Have adventures.” He flips back onto his side to face me.
“You better not get any better friends than me this year,” he tells me.
The teasing note in his voice is underlined with something that rings of fear, a fear I know all too well. A fear I understand.
“Same thing, man,” I tell him. “But that won’t happen. It can’t. We’re going to be best friends forever. Right?”
Colin nods, his face a block of stone as he drops the four-leaf clover into the grass between us.

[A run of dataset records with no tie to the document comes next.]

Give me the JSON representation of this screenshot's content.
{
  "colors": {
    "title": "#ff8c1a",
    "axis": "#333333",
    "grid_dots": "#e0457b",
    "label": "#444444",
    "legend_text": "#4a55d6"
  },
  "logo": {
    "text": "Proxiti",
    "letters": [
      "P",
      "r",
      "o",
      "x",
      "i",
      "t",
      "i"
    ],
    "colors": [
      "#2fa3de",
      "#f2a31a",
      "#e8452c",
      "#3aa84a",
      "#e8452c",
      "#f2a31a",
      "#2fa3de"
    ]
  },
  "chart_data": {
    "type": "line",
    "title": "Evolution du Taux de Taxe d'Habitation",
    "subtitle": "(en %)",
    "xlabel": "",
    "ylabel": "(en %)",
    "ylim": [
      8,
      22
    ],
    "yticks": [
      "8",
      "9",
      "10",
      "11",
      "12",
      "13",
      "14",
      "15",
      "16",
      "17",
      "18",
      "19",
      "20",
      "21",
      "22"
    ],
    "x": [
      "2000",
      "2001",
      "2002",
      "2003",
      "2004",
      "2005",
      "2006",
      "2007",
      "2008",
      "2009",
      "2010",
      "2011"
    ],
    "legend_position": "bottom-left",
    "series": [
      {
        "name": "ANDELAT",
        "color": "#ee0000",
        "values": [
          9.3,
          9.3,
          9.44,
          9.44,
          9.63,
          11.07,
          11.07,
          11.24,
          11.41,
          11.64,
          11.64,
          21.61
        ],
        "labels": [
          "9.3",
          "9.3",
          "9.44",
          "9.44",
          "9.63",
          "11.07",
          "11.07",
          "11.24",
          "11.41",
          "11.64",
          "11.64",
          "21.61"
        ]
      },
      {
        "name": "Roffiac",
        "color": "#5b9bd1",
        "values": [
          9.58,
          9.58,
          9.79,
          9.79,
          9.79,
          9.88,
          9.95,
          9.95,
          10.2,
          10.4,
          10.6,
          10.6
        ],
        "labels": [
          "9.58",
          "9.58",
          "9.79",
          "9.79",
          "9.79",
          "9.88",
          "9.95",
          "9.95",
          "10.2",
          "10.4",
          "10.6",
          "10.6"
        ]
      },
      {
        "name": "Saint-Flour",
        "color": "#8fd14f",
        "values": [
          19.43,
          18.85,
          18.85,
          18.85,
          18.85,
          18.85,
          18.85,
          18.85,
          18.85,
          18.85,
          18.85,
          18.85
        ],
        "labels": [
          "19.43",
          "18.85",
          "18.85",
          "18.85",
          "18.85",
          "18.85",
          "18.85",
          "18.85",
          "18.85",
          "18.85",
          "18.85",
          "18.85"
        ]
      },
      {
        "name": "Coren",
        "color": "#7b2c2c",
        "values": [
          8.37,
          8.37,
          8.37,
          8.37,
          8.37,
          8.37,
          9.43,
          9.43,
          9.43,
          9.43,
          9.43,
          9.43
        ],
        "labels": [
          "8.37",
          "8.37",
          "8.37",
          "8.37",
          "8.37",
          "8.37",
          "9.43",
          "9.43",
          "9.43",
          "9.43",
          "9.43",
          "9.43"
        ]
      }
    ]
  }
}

Behind us there are shouts of laughter and then splashing as something hits the water. “Christian!” Sam’s exasperated voice echoes through the trees.
Colin’s lips turn upward in a smile. “Forever,” he whispers. “Nothing’s ever going to change.” He reaches out a pinky to me, a gesture I’m so familiar with that it feels like walking into my mothers’ kitchen while Mom makes homemade pasta and Mama sings.
Colin and I have been sharing pinky swears since before I can even remember.
Since his parents moved into the house next door to my mothers’ house and our parents became best friends.
Since before he started racing go karts and I decided I wanted to be in all the school plays.
Since before the world, I sometimes think.
“Ever,” I promise, as I link my pinky with his.
“Do you remember,” I finally say hoarsely.
“When our parents rented that cottage in southern Vermont? By the lake? It was a much bigger lake than this one,” I add, though I’m not sure why that feels so important right now.
“And we picked four-leaf clovers, and high school was about to start, and you were leaving for Europe. And.” I swallow.
“We promised nothing would ever change. We swore we’d be friends forever, bestie. ”
Colin takes a step closer to me, and the cicadas sing in time with his movements. “I remember,” he says. “You always found more four-leafers than I did. Used to piss me off. But not as much as it did when you started calling me bestie . Or when you refused to stop.”
I half-snort, half-choke on a laugh. I breathe in and then out again.
I’m holding in so many words these days, so many unspoken secrets.
Some new, some old. They’re choking me alive, piece by piece, like the algae that I’ve recently learned infected the lake where our families used to stay.
A side effect of chemicals used on nearby land, as I learned when I looked into renting the place again.
I thought about taking Colin there after Christian died, but when I discovered the algae problem, I knew I couldn’t.
I could never take my best friend, the first love of my life, to watch a place we both loved be swallowed whole by its own environment.
I’ve spent years protecting Colin wherever I could, sacrificing enormous parts of myself for him. It’s the only way I know how to exist with him. I’m sure of that now. This afternoon made that all so very clear.
I shake my head. “I have no regrets,” I finally say.
My voice feels high and tight and foreign to me, but Colin doesn’t seem to notice.
I’ve always found it fascinating that someone who can feel a curve in a road a hundred yards before they see it can also be so oblivious to what’s in front of him.
“I’m just worried that Gabe left so suddenly,” I add.
“That’s all this is. Let’s go find him.”
I turn and start a slow walk back inside the house. Away from Colin. Away from this lake in front of us, which is still sparking and beautiful, without a hint of algae in sight.